Prior to Tennessee Commerce, only the Second Circuit, in Bechtel v. Competitive Technologies, Inc., had squarely confronted an attempt to enforce a preliminary order by the DOL—and that case did not produce a clear holding with regard to jurisdiction. Two out of three judges on the Second Circuit panel declined to enforce the preliminary order, but there was no consensus regarding jurisdiction. Although the majority opinion stated that SOX’s statutory scheme did not grant the federal courts authority to enforce a preliminary reinstatement order, the concurring judge agreed to reverse on other grounds.
Unfortunately, like Bechtel, the decision issued by the Sixth Circuit in Tennessee Commerce fails to definitively answer the jurisdictional question. While recognizing the “substantial question as to the authority of the district court to issue the preliminary injunction,” the Sixth Circuit panel declined to rule on that issue. Instead, the court found that the potential harm to Tennessee Commerce if forced to temporarily reinstate Mr. Fort outweighed the harm to Mr. Fort of not being immediately reinstated. By reversing the lower court’s order but declining to decide the jurisdictional issue, the Sixth Circuit impliedly recognized the jurisdiction of the federal courts to hear actions arising out of preliminary reinstatement orders.
In the wake of Tennessee Commerce, whistleblowers will still clearly face a high threshold to demonstrate that the balance of harms tilts in favor of their reinstatement under a preliminary order. However, Secretary of Labor Hilda Solis has clearly shown herself willing to bring enforcement actions on the basis of preliminary orders and the possibility remains open that other federal courts could enforce such orders.
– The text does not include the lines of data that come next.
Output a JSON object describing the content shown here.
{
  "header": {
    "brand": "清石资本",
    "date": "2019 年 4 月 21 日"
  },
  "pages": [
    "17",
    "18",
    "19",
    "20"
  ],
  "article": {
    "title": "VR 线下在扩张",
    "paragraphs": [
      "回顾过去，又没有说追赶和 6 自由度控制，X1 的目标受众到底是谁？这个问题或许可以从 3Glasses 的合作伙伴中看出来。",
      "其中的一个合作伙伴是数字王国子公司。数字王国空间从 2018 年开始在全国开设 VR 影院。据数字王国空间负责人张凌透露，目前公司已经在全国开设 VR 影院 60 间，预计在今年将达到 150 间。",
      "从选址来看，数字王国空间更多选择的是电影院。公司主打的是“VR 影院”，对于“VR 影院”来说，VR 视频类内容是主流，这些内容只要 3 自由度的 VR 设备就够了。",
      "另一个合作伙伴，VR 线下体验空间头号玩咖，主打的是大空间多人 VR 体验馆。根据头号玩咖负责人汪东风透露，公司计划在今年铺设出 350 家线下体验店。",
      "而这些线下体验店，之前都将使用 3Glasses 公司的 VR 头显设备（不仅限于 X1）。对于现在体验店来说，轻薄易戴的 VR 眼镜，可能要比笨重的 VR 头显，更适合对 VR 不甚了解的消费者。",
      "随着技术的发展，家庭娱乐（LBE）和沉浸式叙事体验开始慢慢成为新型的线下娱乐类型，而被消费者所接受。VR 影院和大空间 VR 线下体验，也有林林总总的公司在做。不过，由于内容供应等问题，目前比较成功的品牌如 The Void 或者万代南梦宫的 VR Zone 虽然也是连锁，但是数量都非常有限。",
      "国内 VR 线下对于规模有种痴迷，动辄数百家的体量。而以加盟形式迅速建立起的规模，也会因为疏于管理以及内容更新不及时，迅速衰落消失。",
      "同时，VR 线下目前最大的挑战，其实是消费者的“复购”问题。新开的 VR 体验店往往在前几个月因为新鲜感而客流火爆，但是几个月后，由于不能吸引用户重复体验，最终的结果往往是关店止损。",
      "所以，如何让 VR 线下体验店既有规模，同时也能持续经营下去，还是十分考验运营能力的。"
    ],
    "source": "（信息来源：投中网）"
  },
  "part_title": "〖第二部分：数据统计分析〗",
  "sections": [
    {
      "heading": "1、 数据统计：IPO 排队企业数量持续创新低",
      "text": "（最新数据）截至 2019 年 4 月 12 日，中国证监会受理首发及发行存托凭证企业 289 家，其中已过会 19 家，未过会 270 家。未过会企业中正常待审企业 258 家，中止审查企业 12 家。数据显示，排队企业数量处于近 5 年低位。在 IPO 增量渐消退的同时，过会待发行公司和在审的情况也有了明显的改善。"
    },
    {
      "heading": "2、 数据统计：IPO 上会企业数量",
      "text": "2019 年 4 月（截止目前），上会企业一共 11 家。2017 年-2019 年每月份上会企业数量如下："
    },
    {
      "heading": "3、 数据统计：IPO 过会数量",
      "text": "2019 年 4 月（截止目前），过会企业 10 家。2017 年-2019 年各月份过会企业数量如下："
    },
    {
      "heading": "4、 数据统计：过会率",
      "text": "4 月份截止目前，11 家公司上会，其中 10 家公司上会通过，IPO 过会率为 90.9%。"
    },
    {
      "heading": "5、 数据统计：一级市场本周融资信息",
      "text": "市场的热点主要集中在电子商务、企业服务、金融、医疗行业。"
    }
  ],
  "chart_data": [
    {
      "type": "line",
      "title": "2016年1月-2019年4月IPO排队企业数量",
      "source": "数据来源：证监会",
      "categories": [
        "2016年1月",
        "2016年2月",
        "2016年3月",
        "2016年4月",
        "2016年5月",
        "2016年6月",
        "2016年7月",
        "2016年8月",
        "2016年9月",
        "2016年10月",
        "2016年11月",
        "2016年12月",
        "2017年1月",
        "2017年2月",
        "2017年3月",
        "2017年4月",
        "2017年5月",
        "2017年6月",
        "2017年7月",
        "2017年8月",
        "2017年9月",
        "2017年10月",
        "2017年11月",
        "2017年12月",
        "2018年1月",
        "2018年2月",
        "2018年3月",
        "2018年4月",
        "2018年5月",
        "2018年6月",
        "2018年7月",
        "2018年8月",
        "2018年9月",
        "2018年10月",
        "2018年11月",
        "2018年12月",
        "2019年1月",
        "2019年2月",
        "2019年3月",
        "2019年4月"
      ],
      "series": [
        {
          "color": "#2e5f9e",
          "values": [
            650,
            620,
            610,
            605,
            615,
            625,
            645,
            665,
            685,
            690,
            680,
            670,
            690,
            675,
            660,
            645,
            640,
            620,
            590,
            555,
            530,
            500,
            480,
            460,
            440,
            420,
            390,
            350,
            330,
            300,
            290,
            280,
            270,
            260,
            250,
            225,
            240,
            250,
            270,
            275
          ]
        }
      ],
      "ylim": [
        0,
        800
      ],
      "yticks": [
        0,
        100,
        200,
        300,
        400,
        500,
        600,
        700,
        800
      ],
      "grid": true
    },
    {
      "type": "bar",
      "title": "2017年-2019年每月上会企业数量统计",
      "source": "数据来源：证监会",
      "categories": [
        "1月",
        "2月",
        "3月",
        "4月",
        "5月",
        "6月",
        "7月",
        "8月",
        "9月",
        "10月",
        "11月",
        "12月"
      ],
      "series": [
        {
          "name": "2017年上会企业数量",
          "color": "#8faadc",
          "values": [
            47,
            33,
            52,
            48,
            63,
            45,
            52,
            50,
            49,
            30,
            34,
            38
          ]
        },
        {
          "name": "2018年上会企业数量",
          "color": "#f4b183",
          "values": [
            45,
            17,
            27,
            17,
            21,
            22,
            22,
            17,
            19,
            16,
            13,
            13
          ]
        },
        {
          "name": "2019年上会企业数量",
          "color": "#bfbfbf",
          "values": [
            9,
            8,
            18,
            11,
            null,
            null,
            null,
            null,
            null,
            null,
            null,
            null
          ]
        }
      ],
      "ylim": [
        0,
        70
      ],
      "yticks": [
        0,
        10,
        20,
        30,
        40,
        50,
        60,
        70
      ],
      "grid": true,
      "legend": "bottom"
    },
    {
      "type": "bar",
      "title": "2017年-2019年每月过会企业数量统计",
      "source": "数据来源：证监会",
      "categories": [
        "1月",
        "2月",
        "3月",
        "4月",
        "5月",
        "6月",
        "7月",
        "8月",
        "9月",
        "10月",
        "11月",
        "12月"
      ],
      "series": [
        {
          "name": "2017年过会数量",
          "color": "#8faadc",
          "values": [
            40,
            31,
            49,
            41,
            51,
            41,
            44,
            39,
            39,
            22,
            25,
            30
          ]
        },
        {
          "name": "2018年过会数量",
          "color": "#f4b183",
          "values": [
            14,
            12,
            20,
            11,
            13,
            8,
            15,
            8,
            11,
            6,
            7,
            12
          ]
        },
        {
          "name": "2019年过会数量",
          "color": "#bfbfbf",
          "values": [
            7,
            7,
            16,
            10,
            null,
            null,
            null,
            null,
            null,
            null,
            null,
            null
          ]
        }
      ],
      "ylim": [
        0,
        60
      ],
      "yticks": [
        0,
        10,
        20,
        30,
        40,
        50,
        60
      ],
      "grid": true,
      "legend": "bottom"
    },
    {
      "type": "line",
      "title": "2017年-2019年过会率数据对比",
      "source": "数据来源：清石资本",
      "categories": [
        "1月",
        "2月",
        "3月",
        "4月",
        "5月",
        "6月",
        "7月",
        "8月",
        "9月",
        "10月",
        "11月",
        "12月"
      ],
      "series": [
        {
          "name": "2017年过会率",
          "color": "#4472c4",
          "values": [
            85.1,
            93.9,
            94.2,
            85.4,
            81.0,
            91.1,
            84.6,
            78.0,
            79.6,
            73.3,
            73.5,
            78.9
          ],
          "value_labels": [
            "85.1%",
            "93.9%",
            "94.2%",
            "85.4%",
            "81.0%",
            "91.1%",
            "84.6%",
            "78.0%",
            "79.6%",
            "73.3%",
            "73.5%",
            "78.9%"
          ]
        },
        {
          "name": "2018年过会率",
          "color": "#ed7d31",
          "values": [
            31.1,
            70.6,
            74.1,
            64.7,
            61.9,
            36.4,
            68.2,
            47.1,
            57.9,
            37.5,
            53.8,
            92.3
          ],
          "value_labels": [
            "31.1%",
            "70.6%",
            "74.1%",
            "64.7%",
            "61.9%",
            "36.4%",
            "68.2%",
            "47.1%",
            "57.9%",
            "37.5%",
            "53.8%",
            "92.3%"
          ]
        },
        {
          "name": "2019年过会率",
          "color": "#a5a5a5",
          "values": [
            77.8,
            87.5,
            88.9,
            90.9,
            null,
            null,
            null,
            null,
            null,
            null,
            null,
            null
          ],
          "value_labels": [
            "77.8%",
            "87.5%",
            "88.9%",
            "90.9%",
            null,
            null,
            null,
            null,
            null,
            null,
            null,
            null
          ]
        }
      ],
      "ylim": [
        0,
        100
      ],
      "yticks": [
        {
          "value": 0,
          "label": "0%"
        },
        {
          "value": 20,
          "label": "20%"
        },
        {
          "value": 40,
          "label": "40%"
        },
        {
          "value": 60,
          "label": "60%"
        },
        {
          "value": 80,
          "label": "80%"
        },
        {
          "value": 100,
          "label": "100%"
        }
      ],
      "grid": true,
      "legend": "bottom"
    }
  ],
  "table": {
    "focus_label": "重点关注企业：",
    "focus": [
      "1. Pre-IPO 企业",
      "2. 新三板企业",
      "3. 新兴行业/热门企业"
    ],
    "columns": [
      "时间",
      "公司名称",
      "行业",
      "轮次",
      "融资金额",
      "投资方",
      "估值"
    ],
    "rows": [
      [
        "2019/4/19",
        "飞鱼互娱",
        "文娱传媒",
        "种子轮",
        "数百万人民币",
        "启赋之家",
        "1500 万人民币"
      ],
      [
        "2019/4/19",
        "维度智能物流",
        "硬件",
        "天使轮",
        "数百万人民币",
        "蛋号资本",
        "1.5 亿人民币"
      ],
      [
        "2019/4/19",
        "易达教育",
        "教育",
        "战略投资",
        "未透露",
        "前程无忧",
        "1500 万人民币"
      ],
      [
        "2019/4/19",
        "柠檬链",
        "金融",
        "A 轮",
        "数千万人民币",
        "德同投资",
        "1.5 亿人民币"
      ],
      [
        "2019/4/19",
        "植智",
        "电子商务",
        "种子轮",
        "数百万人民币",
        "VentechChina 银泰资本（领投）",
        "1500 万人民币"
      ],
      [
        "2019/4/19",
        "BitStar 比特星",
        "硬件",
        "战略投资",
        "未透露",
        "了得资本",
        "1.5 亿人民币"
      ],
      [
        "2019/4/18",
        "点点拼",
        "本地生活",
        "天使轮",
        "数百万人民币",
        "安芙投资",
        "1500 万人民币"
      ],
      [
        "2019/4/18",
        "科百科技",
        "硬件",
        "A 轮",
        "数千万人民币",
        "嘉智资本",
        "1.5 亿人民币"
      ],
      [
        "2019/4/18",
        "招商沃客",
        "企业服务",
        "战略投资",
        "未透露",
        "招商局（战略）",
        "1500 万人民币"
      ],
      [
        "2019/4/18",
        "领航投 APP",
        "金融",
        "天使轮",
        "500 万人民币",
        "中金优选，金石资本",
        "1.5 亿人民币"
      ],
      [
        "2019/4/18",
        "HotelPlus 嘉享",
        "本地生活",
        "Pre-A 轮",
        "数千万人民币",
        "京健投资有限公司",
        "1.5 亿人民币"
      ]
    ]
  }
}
In the face of this continuing uncertainty, it remains important that employers adhere to the best practices to avoid and defend SOX whistleblower claims. Such preemptive measures include the implementation of adequate internal complaint procedures and the maintenance of confidentiality throughout the investigation of a potential whistleblower’s complaint. To prevent and manage retaliation, employers should avoid disclosure of a complaining employee’s identity to his reporting chain, consider separating the employee from an accused manager, and assure that any disciplining of a complainant is comparable to that of other employees in similar situations. Finally, it is essential that covered companies produce and maintain accurate and complete documentation of the investigation of SOX-related complaints and terminations of employees for cause.